Forum OpenACS Development: Notes from OpenACS 6 Discussion Breakout: Customizing Package Code

I am responding in a different thread to start the actual discussion on this item: https://openacs.org/forums/message-view?message_id=178384

Dave: The underlying idea is that if OpenACS is going to be both in the eLearning space, in KM, and in whatever-website-you-happen-to-build-for-your-grand-mom business, then it will have to allow for customizing the user interface. For example, if you have a site that only needs one forum, it should be trivial to get rid of the page listing all forums in a package instance. Currently that requires manually changing files in the packages/forums/www/ directory, which means you're now going to have trouble upgrading.

Second, the ability of users or superusers to tweak and make changes to the user interface is a major differentiator in the .LRN market.
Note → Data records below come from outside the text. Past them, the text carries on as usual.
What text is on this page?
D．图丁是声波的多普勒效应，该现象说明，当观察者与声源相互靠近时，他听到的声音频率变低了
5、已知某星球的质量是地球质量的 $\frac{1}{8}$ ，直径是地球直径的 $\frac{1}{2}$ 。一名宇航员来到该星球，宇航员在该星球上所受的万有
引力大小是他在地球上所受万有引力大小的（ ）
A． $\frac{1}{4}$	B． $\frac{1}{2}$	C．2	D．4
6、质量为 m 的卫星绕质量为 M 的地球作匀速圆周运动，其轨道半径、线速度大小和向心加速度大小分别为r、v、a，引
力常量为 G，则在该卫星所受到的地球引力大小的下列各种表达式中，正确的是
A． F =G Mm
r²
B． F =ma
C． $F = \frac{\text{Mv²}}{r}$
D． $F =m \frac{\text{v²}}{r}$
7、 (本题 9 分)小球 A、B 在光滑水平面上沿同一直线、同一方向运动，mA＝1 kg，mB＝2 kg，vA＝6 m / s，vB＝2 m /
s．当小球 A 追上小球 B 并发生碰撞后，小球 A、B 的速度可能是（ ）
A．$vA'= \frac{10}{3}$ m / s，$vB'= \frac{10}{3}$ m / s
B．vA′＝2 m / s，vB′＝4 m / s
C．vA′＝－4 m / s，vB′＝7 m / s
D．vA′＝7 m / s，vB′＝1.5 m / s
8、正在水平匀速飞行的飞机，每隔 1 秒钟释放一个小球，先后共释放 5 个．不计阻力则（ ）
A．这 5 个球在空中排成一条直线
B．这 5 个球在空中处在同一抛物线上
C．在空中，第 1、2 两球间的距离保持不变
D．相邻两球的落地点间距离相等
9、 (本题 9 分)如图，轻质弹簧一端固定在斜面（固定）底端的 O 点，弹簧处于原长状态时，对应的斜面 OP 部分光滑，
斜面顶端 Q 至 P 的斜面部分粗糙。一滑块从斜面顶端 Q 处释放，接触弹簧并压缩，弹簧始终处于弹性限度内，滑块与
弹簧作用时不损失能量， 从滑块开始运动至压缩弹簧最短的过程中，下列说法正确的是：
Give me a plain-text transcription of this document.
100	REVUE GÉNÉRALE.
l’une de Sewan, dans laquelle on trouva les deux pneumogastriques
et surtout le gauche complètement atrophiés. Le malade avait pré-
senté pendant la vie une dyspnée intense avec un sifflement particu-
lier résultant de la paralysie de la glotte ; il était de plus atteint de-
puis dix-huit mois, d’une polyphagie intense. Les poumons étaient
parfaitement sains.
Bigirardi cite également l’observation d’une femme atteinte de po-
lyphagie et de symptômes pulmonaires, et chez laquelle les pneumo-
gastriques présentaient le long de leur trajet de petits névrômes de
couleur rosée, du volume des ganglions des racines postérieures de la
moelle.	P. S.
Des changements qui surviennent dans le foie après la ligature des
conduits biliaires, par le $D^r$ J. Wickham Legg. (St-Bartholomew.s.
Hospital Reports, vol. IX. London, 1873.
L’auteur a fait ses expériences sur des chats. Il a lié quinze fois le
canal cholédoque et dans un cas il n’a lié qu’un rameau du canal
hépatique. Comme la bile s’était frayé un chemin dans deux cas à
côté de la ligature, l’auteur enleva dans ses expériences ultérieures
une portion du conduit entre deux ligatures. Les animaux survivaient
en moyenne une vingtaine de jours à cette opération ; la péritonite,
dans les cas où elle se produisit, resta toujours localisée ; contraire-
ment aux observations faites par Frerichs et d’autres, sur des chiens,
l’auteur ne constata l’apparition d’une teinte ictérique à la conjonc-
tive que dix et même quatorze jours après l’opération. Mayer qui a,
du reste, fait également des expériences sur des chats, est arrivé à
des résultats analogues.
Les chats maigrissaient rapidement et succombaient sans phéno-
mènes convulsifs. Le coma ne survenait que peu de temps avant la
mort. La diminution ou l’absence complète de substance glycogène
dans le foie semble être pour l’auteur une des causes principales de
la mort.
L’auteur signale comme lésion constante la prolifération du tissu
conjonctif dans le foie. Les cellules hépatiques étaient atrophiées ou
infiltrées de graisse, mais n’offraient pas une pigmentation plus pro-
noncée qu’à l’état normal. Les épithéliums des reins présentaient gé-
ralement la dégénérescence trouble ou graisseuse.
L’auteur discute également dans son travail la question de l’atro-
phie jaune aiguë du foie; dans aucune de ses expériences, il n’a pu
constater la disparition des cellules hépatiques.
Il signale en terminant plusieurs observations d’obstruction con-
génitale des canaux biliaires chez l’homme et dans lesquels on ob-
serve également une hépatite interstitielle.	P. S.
None of the big players support this (for obvious reasons), and everybody is doing it - Heidelberg, Mannheim, Bergen, Vienna, Sloan.

Now, my thinking is that browsing objects in the CR is different from browsing pages in the system. In a traditional CMS system, in the back-end, you'd have one page per news item, for example. In OpenACS, we have one news-item page, and it takes a parameter of which news-item to display. I want to keep things the OpenACS way, because that's what a dynamic web application platform should look like, but I'd like to (a) make it easy for people to customize UI to suit their users, and (b) do so without forking code, and (c) have a back-end UI to help them.

Now, we talked about where to store such a thing, noting that there would be advantages to being able to use version control for this (it's essentially UI development), and Jeff suggested just storing it in a /local directory.

I think there are two issues here. First customizing package code for local needs. This is easy to do. Using a subdirectory called local is a good idea. I wrote a two line procedure that can check in another directory before going to packages in the request processor. I even was able to let it find an ADP page in the /local directory, but still use the tcl scripts under the pakcage directory if you just wanted to change the adps.

Now. One reason I looked into storing these items in the content repository was to offer a web interface for designers. At this point I think a WebDAV interface would be better, but you still can use OpenACS access control to the files, so designers don't need a login to the server itself. This does not mean the ulimate files served to the user are taken from the database, the CR already supports publishing templates to the filesystem. It would be possible to then integrate those published files with CVS.

The other issue is that there is no reason NOT to use the content repostiory features to serve a tempalted news item instead of having the new display be only in the filesystem. Using a template definied by the content repository template assignment features does not in any way change how OpenACS works. If you put all the news items in a foler and named them with the news item_id, the url would like this this: /news/12345 and would work just like it does now. There is also no reason the template code couldn't extract the news item_id from a query variable in the same way it does now.

Right now the trick is coordinating the tcl code to generate a datasource for a content repository item. Currectly the code that pbulishes a template looks for a correspsponding tcl file parallel to where the adp will be published, and if one does not exist it generates a tcl file that can create a datasource from the content type definition.

When we have a tcl procedure to generate this datasource per object type it would be easy to generate this automatically. To add additional "things" to a page besides just the one item, the current system of include and master templates would work just as it does now.

Comments?

When you speak in favor of using the content repostiory features to serve templated news items, are you referring to content::init, or something else?